How shall we understand the episode of the testing of Jesus? The devil is certainly not a flesh and blood adversary standing before Jesus challenging him, as for example the Pharisees and Sadducees. What are we to make of the dialogue? Is it really a monologue between two distinct personas of Jesus? How to understand all this? I shall re-state what I have written elsewhere.

Matthew has constructed the Temptation of Jesus as an ecstatic apocalyptic vision in which Jesus is caught up, as John was in Rev. 1:10. John was “in the Spirit,” when he was caught up. Jesus entered this episode after the Holy Spirit had descended upon him, and he was led by the Spirit for forty days. When the testing was over, “angels came and ministered to him.” See also Paul’s apocalyptic vision, 2 Cor. 12. The demonic is hostile to the divine. An apocalyptic vision does not need to include each and every item that defines the content of apocalyptic. Mark 13 is an example of this. The young church was aware of such apocalyptic visions, and incorporated them into their worship as in Paul and the Apocalypse. Here in Matthew, there is a supernatural entity offering itself in place of the divine. There is symbolic apocalyptic language, the kingdom of this world as opposed to the Kingdom of God. There is also transport of the visionary without leaving the scene as in Revelation. There is a gradual progression within the narrative that culminated in the victory of the divine.

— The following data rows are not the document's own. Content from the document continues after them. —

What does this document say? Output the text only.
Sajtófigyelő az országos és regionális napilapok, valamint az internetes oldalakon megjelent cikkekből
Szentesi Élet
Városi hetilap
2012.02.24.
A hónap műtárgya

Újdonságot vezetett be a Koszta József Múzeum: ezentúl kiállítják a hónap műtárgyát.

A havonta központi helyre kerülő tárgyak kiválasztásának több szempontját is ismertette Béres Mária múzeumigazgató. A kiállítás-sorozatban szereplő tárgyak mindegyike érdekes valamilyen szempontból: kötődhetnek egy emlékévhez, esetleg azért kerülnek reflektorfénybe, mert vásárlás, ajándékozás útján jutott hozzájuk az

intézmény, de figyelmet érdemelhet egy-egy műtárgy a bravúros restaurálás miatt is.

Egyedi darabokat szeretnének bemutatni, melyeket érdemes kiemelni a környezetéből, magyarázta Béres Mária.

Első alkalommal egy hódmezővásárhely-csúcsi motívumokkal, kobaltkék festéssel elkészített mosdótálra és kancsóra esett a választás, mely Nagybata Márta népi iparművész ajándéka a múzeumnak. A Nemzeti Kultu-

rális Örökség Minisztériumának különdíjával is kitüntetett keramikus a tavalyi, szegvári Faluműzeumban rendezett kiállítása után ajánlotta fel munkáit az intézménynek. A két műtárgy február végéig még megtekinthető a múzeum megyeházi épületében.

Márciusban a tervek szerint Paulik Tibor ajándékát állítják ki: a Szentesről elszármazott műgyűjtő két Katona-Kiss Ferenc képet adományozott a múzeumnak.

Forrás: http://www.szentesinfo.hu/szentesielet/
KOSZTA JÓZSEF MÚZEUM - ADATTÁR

The Temptation of Jesus is a singular event, (apocalyptic visions by nature cannot be repeated, only re-told), a story that transcends time and place and uniqueness of meaning. It is a singular event that inhabits in every proclamation every “now” of the church. The church always exists in the context of temptation, that is, the church always exists in contexts of choices. As long as we can believe with Jesus, in the contemporary image created by Jorge Luis Borges that “The present is singular,” we too will transcend the divisions that challenge the church each day, each moment. We can never forget that the life of the church is a life of choosing.  In Deut. 30:19 we read, “I have set before you life and death, blessings and curses; therefore choose life that you and your descendants may live, loving the Lord your God, obeying him and cleaving to him.” Later, Joshua will say to the people, “choose this day whom you will serve…as for me and my house, we will serve the Lord.” 24:15.

Now is the day of salvation! “The present is singular.”